Es por ello que no podemos dejar a merced de multinacionales o de una mágica autorregulación de la red lo que debe ser una estrategia antifascista sólida y decidida por defender los derechos democráticos y sociales. Una estrategia que no pasa únicamente por cortar las alas con las que sobrevuelan los discursos del odio, sino por acabar con las causas que lo provocan y que catalizan su extensión. 

En la vida real, pasa a menudo que las escenas de acción no son las verdaderamente cruciales para el desarrollo de los acontecimientos. No hay gran batalla final tras la cual los buenos ganan o pierden ad eternum. De por sí, el propio hilo argumental suele estar compuesto de relatos simultáneos entrelazados, motivaciones cruzadas y contradictorias. El simplismo y la espectacularización no suelen llevarse demasiado bien con una realidad compleja, compuesta de cotidianos y desapercibidos detalles, puntos ciegos, destellos y arritmias disueltas entre el instante y los procesos.

Es más que probable que la derrota electoral de Trump o la suspensión del magnate norteamericano en redes como Twitter, Facebook y otras no supongan el fin del trumpismo. Por descontado, tampoco acabará con el fenómeno ultraderechista en Internet. 

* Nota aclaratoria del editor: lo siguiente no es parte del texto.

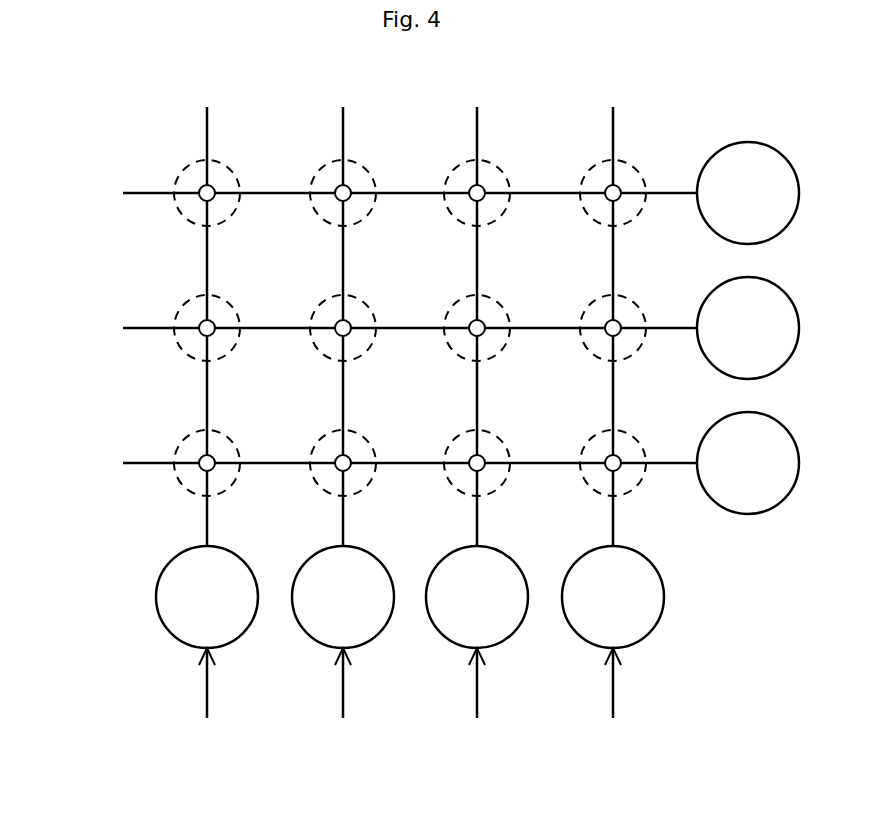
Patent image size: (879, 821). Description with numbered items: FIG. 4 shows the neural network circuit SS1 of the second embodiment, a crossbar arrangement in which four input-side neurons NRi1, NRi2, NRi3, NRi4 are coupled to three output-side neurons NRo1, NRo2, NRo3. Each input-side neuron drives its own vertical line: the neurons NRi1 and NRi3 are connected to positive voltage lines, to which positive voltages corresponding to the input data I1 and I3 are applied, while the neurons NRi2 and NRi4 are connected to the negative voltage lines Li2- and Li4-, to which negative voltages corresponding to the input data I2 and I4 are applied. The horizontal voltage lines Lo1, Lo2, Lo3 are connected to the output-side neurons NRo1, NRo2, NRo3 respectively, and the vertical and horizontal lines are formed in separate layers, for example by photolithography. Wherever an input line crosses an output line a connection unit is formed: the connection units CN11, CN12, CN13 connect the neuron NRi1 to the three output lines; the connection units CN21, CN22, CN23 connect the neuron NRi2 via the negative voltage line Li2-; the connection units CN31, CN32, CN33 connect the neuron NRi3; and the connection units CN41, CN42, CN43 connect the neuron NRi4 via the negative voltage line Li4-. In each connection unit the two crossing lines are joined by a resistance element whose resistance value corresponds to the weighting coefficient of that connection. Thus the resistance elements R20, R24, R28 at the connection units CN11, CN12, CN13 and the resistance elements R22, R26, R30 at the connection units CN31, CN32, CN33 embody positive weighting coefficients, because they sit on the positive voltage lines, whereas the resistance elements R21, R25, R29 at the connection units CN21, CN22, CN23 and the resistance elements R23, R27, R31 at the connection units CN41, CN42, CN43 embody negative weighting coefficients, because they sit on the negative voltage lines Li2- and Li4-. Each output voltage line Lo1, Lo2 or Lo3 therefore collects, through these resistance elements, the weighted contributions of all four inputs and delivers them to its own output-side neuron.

The negative voltage line Li2- is at (343, 137).
The negative voltage line Li4- is at (613, 137).
The voltage line Lo1 is at (123, 191).
The voltage line Lo2 is at (123, 326).
The voltage line Lo3 is at (123, 461).
The connection unit CN11 is at (184, 216).
The connection unit CN21 is at (320, 216).
The connection unit CN31 is at (454, 216).
The connection unit CN41 is at (636, 216).
The connection unit CN12 is at (184, 351).
The connection unit CN22 is at (320, 351).
The connection unit CN32 is at (454, 351).
The connection unit CN42 is at (636, 351).
The connection unit CN13 is at (184, 486).
The connection unit CN23 is at (320, 486).
The connection unit CN33 is at (454, 486).
The connection unit CN43 is at (636, 486).
The resistance element R20 is at (204, 190).
The resistance element R21 is at (340, 190).
The resistance element R22 is at (475, 190).
The resistance element R23 is at (615, 190).
The resistance element R24 is at (205, 325).
The resistance element R25 is at (347, 326).
The resistance element R26 is at (480, 326).
The resistance element R27 is at (616, 326).
The resistance element R28 is at (210, 460).
The resistance element R29 is at (347, 461).
The resistance element R30 is at (480, 461).
The resistance element R31 is at (611, 468).
The output-side neuron NRo1 is at (727, 205).
The output-side neuron NRo2 is at (727, 340).
The output-side neuron NRo3 is at (727, 475).
The input-side neuron NRi1 is at (189, 609).
The input-side neuron NRi2 is at (325, 609).
The input-side neuron NRi3 is at (459, 609).
The input-side neuron NRi4 is at (595, 609).
The input data I1 is at (207, 700).
The input data I2 is at (343, 700).
The input data I3 is at (477, 700).
The input data I4 is at (613, 700).
The neural network circuit SS1 is at (478, 794).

Las condiciones materiales y subjetivas que han posibilitado el crecimiento de estas fuerzas siguen presentes, y el capitalismo (en cualquiera de sus formas: agresiva sin complejos o neoliberal progresista) continúa echando más leña de dolores sociales al fuego de la frustración. Es necesaria una legislación decidida y coordinada que acabe con la impunidad de los discursos y prácticas de odio en Internet. Pero no solo. Sin procesos de politización, autoorganización y lucha por un horizonte antineoliberal, feminista, ecosocialista y democrático; los monstruos seguirán ocupando el hueco. Como suele decirse, la política aborrece el vacío.

*David G. Marcos es consultor tecnológico, director del programa Contratiempos y militante anticapitalista.